ABC’s Thursday Night: Two Series Premieres, Two Flops

May 25, 2012  •  Post A Comment

ABC quietly rolled out two new series Thursday night — the network may not have intended to do it quietly, but that’s how it turned out, if the Nielsen overnights are an indication.

The network’s new singing competition “Duets” had a two-hour premiere, and boy did it ever fall short of other recent premieres in the genre. TVbytheNumbers.com reports that the broadcast earned a lackluster 1.7 average rating in the key 18-49 demo. Looking at results for other recent premieres in the genre, NBC’s “The Voice” had a 4.6 on opening night while Fox’s “The X Factor” pulled in a 4.4 average.

ABC’s other new show, the drama “Rookie Blue,” debuted at 10 p.m. and probably would have been happy with “Duets’” number. “Blue” managed only a 1.4, trailing a repeat of CBS’s “The Mentalist” (1.5) but easily outpacing NBC’s dormant “Awake” (0.9).
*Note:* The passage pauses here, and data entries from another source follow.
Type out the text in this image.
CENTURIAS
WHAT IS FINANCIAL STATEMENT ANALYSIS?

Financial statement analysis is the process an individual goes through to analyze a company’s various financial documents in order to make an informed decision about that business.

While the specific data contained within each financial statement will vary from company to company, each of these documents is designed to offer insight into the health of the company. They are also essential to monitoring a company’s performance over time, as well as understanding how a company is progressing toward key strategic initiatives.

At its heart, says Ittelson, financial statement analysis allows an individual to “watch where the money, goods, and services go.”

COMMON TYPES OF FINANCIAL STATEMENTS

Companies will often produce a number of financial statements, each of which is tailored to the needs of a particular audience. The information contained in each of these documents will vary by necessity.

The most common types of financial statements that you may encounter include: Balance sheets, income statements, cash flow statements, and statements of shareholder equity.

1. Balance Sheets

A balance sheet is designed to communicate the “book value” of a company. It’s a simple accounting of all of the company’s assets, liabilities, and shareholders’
The night’s top show was Fox’s “So You Think You Can Dance,” with the two-hour season premiere pulling a 2.4 in 18-49 — down 27% from last year’s premiere, but enough to give Fox the overall win on a lackluster night across the board. Fox’s 2.4 average for prime time topped an all-repeat night for CBS, which tied ABC for second place with averages of 1.6. Univision scraped its way to fourth place with a 1.2, while NBC — which went with repeats, other than “Awake” — mired deep in fifth place with a 0.9.
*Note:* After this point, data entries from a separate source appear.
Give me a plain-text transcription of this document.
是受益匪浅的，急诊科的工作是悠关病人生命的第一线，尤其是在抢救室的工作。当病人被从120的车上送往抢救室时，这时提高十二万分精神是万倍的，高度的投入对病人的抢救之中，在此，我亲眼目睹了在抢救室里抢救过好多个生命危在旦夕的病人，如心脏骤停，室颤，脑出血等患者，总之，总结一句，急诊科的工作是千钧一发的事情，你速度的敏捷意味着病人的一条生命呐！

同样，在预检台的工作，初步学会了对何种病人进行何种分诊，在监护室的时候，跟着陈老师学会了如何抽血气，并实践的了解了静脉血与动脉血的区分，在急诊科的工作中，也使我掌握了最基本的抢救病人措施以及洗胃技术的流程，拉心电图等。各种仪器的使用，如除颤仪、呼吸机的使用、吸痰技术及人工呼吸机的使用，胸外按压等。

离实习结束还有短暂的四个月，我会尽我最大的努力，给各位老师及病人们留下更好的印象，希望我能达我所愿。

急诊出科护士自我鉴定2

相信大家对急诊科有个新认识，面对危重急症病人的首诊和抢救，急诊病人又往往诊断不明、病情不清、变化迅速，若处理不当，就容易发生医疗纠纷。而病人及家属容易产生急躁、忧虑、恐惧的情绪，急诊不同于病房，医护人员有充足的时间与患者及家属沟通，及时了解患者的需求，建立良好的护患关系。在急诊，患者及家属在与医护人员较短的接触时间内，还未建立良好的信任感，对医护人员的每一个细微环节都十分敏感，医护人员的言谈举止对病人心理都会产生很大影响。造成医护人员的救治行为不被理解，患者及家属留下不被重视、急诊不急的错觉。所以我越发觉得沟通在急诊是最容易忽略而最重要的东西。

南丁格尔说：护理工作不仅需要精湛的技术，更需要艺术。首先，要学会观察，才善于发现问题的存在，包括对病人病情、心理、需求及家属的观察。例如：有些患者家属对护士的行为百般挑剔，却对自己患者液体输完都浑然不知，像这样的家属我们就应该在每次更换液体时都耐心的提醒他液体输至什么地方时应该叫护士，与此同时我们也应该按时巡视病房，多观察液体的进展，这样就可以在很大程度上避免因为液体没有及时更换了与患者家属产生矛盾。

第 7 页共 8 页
Things flipped around in total viewers, with CBS’s all-repeat lineup winning the night with 7.6 million, ABC second with 6.5 million, Fox third with 6.2 million, Univision a distant fourth with 3.2 million and NBC again in fifth place with 2.9 million.

2 Comments

  1. Rookie Blue is NOT a new series. This marks its 3rd season. I think someone needs to do a little research instead if relying on an internet source.

  2. That being said, I thought they cancelled it. The problem with some of the better shows (predominately on USA and a couple other cable venues) is that their season is too short and by the time they come around again, you forgot about them. I have a long list in my DVR – over 100 shows. I have often tried to figure out if I can safely eliminate any of them but then they pop up again.
    To all TV execs – the word of the day is “Consistency.” You can’t expect great viewership if people don’t know the show is on or when it is on. Look at The Finder – was doing reasonably well, they moved it, ratings dropped, so they fired it. People don’t have to be invested in reality shows (though many become so). If they miss an episode or two, no harm no foul – like a soap opera, you catch up pretty quickly. But really good dramas (except for Law and Order) have a continued storyline you want to keep up with. When the networks move the target or even eliminate it for long periods of time – people have lost interest and moved on. Stop that! When the writing is superb and the acting, directing, and editing are all coordinated and of high quality, give the show a chance. They WILL find an audience. Piers Morgan has 36,000 people watching him and he hasn’t been fired, how can you complain about several million?